Just got back from my second session of getting my ninja on. As per usual, I'm sleeping with my instructor. Heehee.
Trevor was recently granted permission to start up an East Bay training group under his instructor, Shihan Dale Seago, who heads the San Francisco Bujinkan, and I promised him that as soon as he began teaching, I would take classes. So far, I'm loving it, though feeling a tad stupid because it involves learning to move in a whole new and exciting way and my body seems to rebel at every turn. Don't worry, Trevor says, everyone feels a little stupid at first while getting the body mechanics down, and soon it will feel natural. Plus, everyone will be sorry they laughed at you when you shuriken their ass.
Okay, Trevor actually only said the first part about not worrying about feeling stupid and it becoming natural. But dreaming of ass-kicking is also totally normal I think too until you know what you're doing. One with the Tao though and all, I am only kidding. Slightly.
I must say, I am really stoked and excited, because Bujinkan Budo Taijutsu is so flexible and works on such a practical level. And Trevor is such a good instructor. Check out the East Bay Buyu site, and if you're in the EB on Monday nights, come check it out in person!
And while Trevor will never be rolling in the Benjamins from being a Bujinkan instructor, he will be honing his own training, getting more folks interested and trained in the art he loves, and hopefully turning his wife into a trained killer. All things he loves to do, plus he may make just enough to pay his rent on the space every month and pocket a couple of dollars for a bowl of ramen when we visit Japan.

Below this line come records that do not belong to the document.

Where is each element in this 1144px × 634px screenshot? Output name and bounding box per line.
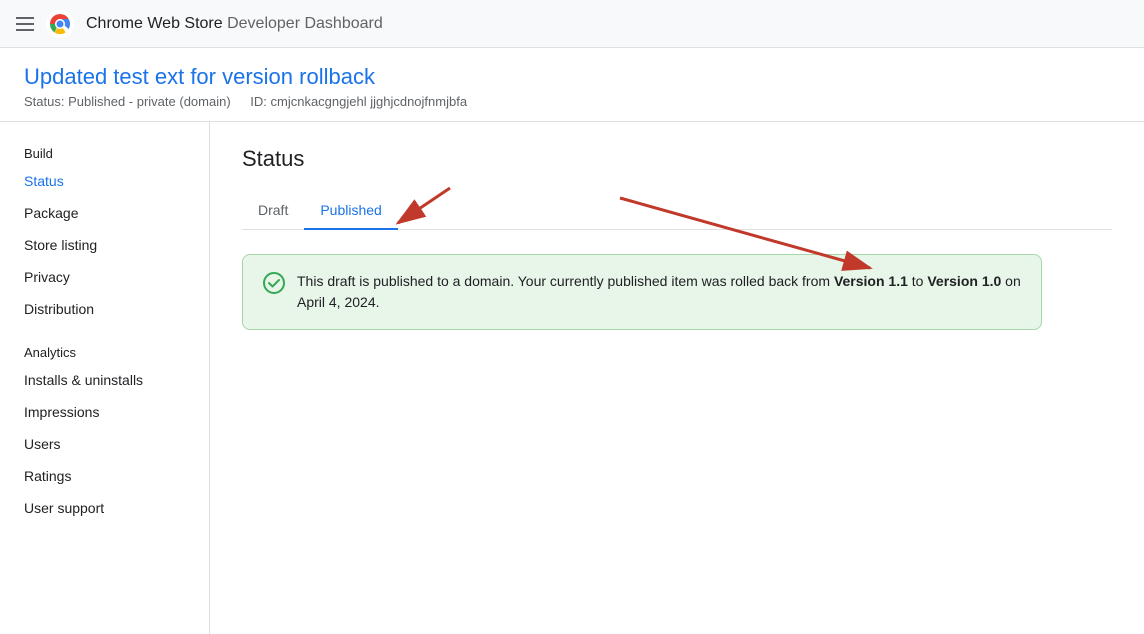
page-header: Updated test ext for version rollback St…: [0, 48, 1144, 122]
menu-icon[interactable]: [16, 17, 34, 31]
success-icon: [263, 272, 285, 297]
content-title: Status: [242, 146, 1112, 172]
page-meta: Status: Published - private (domain) ID:…: [24, 94, 1120, 109]
main-layout: Build Status Package Store listing Priva…: [0, 122, 1144, 634]
tab-published[interactable]: Published: [304, 192, 398, 230]
status-message-box: This draft is published to a domain. You…: [242, 254, 1042, 330]
main-content: Status Draft Published This draft is pub…: [210, 122, 1144, 634]
sidebar-item-package[interactable]: Package: [0, 197, 209, 229]
sidebar-item-distribution[interactable]: Distribution: [0, 293, 209, 325]
sidebar-item-status[interactable]: Status: [0, 165, 209, 197]
sidebar: Build Status Package Store listing Priva…: [0, 122, 210, 634]
sidebar-item-users[interactable]: Users: [0, 428, 209, 460]
sidebar-item-privacy[interactable]: Privacy: [0, 261, 209, 293]
tab-draft[interactable]: Draft: [242, 192, 304, 230]
status-text: Status: Published - private (domain): [24, 94, 231, 109]
sidebar-section-analytics: Analytics: [0, 337, 209, 364]
sidebar-section-build: Build: [0, 138, 209, 165]
sidebar-item-ratings[interactable]: Ratings: [0, 460, 209, 492]
topbar-title: Chrome Web Store Developer Dashboard: [86, 15, 383, 33]
tabs: Draft Published: [242, 192, 1112, 230]
id-text: ID: cmjcnkacgngjehl jjghjcdnojfnmjbfa: [250, 94, 467, 109]
page-title: Updated test ext for version rollback: [24, 64, 1120, 90]
chrome-logo-icon: [46, 10, 74, 38]
topbar: Chrome Web Store Developer Dashboard: [0, 0, 1144, 48]
sidebar-item-installs[interactable]: Installs & uninstalls: [0, 364, 209, 396]
sidebar-item-user-support[interactable]: User support: [0, 492, 209, 524]
status-message-text: This draft is published to a domain. You…: [297, 271, 1021, 313]
sidebar-item-impressions[interactable]: Impressions: [0, 396, 209, 428]
logo: [46, 10, 74, 38]
sidebar-item-store-listing[interactable]: Store listing: [0, 229, 209, 261]
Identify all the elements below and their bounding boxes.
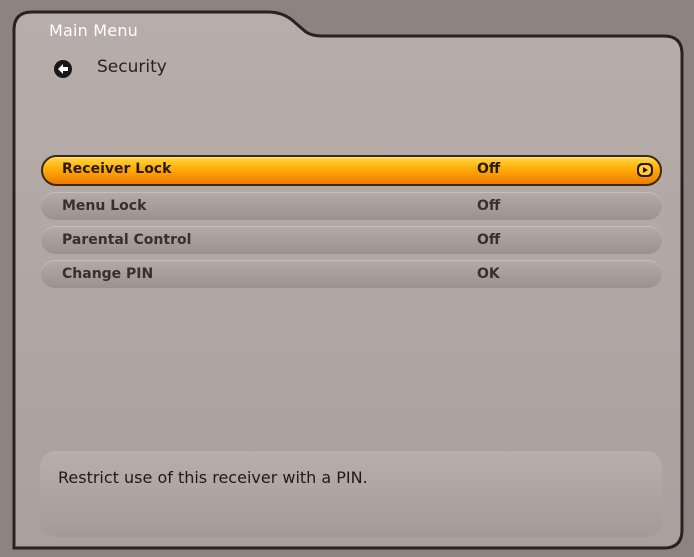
page-title: Security: [97, 57, 167, 77]
menu-item-receiver-lock[interactable]: Receiver Lock Off: [41, 155, 662, 186]
menu-item-parental-control[interactable]: Parental Control Off: [41, 226, 662, 254]
help-text: Restrict use of this receiver with a PIN…: [58, 468, 368, 487]
menu-item-label: Change PIN: [62, 266, 154, 282]
screen: Main Menu Security Receiver Lock Off Men…: [0, 0, 694, 557]
menu-item-change-pin[interactable]: Change PIN OK: [41, 260, 662, 288]
menu-item-label: Parental Control: [62, 232, 192, 248]
menu-item-value: Off: [477, 161, 501, 177]
menu-item-value: Off: [477, 232, 501, 248]
menu-item-label: Receiver Lock: [62, 161, 172, 177]
menu-item-label: Menu Lock: [62, 198, 147, 214]
security-menu: Receiver Lock Off Menu Lock Off Parental…: [41, 155, 662, 294]
menu-item-menu-lock[interactable]: Menu Lock Off: [41, 192, 662, 220]
header-title: Main Menu: [49, 21, 139, 40]
menu-item-value: OK: [477, 266, 500, 282]
menu-item-value: Off: [477, 198, 501, 214]
back-arrow-icon: [54, 60, 72, 78]
right-arrow-icon: [637, 163, 653, 177]
help-box: Restrict use of this receiver with a PIN…: [40, 451, 662, 537]
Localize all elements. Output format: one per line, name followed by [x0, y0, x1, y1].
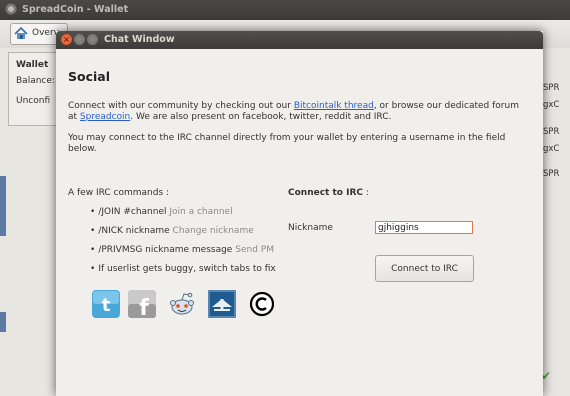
- twitter-icon[interactable]: t: [92, 290, 120, 318]
- facebook-icon[interactable]: f: [128, 290, 156, 318]
- left-edge-strip: [0, 312, 6, 332]
- transaction-fragment: SPR: [543, 83, 560, 93]
- bitcointalk-icon[interactable]: [208, 290, 236, 318]
- irc-command-hint: Send PM: [235, 245, 274, 255]
- close-icon[interactable]: ×: [61, 34, 72, 45]
- community-intro-text: Connect with our community by checking o…: [68, 101, 528, 123]
- wallet-heading: Wallet: [16, 60, 49, 70]
- home-icon: [14, 27, 28, 39]
- overview-tab-label: Overv: [32, 28, 59, 38]
- irc-command-item: •/NICK nickname Change nickname: [90, 226, 254, 236]
- irc-command-hint: Change nickname: [172, 226, 254, 236]
- transaction-fragment: SPR: [543, 169, 560, 179]
- irc-command-text: If userlist gets buggy, switch tabs to f…: [98, 264, 276, 274]
- minimize-icon[interactable]: [74, 34, 85, 45]
- svg-text:t: t: [102, 295, 111, 316]
- chat-window-titlebar[interactable]: × Chat Window: [56, 31, 543, 49]
- connect-irc-title-text: Connect to IRC: [288, 188, 363, 198]
- copyright-icon[interactable]: [248, 290, 276, 318]
- transaction-fragment: gxC: [543, 100, 560, 110]
- spreadcoin-app-icon: [5, 3, 17, 15]
- spreadcoin-forum-link[interactable]: Spreadcoin: [80, 112, 130, 122]
- balance-label: Balance:: [16, 76, 55, 86]
- wallet-window-title: SpreadCoin - Wallet: [22, 4, 129, 15]
- irc-command-text: /NICK nickname: [98, 226, 170, 236]
- unconfirmed-label: Unconfi: [16, 96, 51, 106]
- transaction-fragment: SPR: [543, 127, 560, 137]
- nickname-label: Nickname: [288, 223, 333, 233]
- irc-intro-text: You may connect to the IRC channel direc…: [68, 133, 506, 154]
- wallet-titlebar: SpreadCoin - Wallet: [0, 0, 570, 20]
- social-heading: Social: [68, 69, 111, 84]
- svg-text:f: f: [139, 296, 149, 318]
- chat-window: × Chat Window Social Connect with our co…: [56, 31, 543, 396]
- connect-irc-title-suffix: :: [362, 188, 369, 198]
- irc-command-item: •/JOIN #channel Join a channel: [90, 207, 233, 217]
- transaction-fragment: gxC: [543, 144, 560, 154]
- irc-command-text: /JOIN #channel: [98, 207, 167, 217]
- irc-command-item: •/PRIVMSG nickname message Send PM: [90, 245, 274, 255]
- left-edge-strip: [0, 176, 6, 236]
- reddit-icon[interactable]: [168, 290, 196, 318]
- irc-commands-title: A few IRC commands :: [68, 188, 170, 198]
- connect-irc-button[interactable]: Connect to IRC: [375, 255, 474, 282]
- irc-command-hint: Join a channel: [169, 207, 233, 217]
- intro-text-part: Connect with our community by checking o…: [68, 101, 294, 111]
- irc-command-item: • If userlist gets buggy, switch tabs to …: [90, 264, 276, 274]
- intro-text-part: . We are also present on facebook, twitt…: [130, 112, 392, 122]
- irc-command-text: /PRIVMSG nickname message: [98, 245, 233, 255]
- connect-irc-title: Connect to IRC :: [288, 188, 369, 198]
- maximize-icon[interactable]: [87, 34, 98, 45]
- chat-window-title: Chat Window: [104, 34, 175, 45]
- nickname-input[interactable]: [375, 221, 473, 234]
- bitcointalk-thread-link[interactable]: Bitcointalk thread: [294, 101, 374, 111]
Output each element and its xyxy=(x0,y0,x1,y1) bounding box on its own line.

Fantasy job.
Funny, I've been thinking about this since reading about fantasy jobs on Julie's blog. Aren't we all looking for satisfaction and the Benjamins? So far, I've been happily sacrificing the latter for the former (and adjusting my life accordingly), but wouldn't it be great if the two could comingle into delicious job nirvana? And by fantasy, I'm talking about not worrying about money, not sacrificing real life for your job, zero-bullshit, and doing something important.
So, my fantasy jobs, in no particular order:
1.Nutritionist
2.Epidemiologist
3.Assassin
4.Chef
5.David J's personal assistant or bass monkey (oy, I'm such a freak -- if I'm honest this is numero uno)
6.Professional player-with of puppies (whoops, you're numero uno after this J, sorry...)
7.Personal shopper for the unfortunately dressed
8.DJ
9.Naturalist
10.Ceramicist
11.Sex columnist
12.Record store clerk
13.Barista-ing with Doug again
14.Sharpshooter of objects
15.Fashionista
16.Esthetician
17.Farmer
18.Jack Bristow
Sigh. Can't I live forever?
And lest you think I forgot about scary things in my posts this month (as if the prospect of me learning the ways of the ninja is not scary enough and what Stan Lee might smell like didn't make you blanch with horror), check out the cool shenanigans Trevor has been up to in his Information Technology Tools and Applications class whilst pursuing one of his fantasy jobs, librarian. Oooh, spooky frames!
5 Comments:
Hold on... librarianship is a fantasy job? But I get paid to do it.
Ah, but with what are you paid?
By the way, how'd you make your very-cool self-portrait?
I think Mark may just look like that normally. I also think he may have neglected to mention that he's an intergalactic librarian, and that he gained control of his literary kingdom through the utilization of eye socket laser beam technology. Or did you get those purely through genetics?
I didn't realize Trevor was a ninja. Man- Grant Fish, Dan Schultz and now Trevor..
That's rare company!
Thanks sweets, but I think I can handle any "assistance" the J may need. ;)
Anyway, I think we might very well kill him with our WonderTwin powers. Poor man.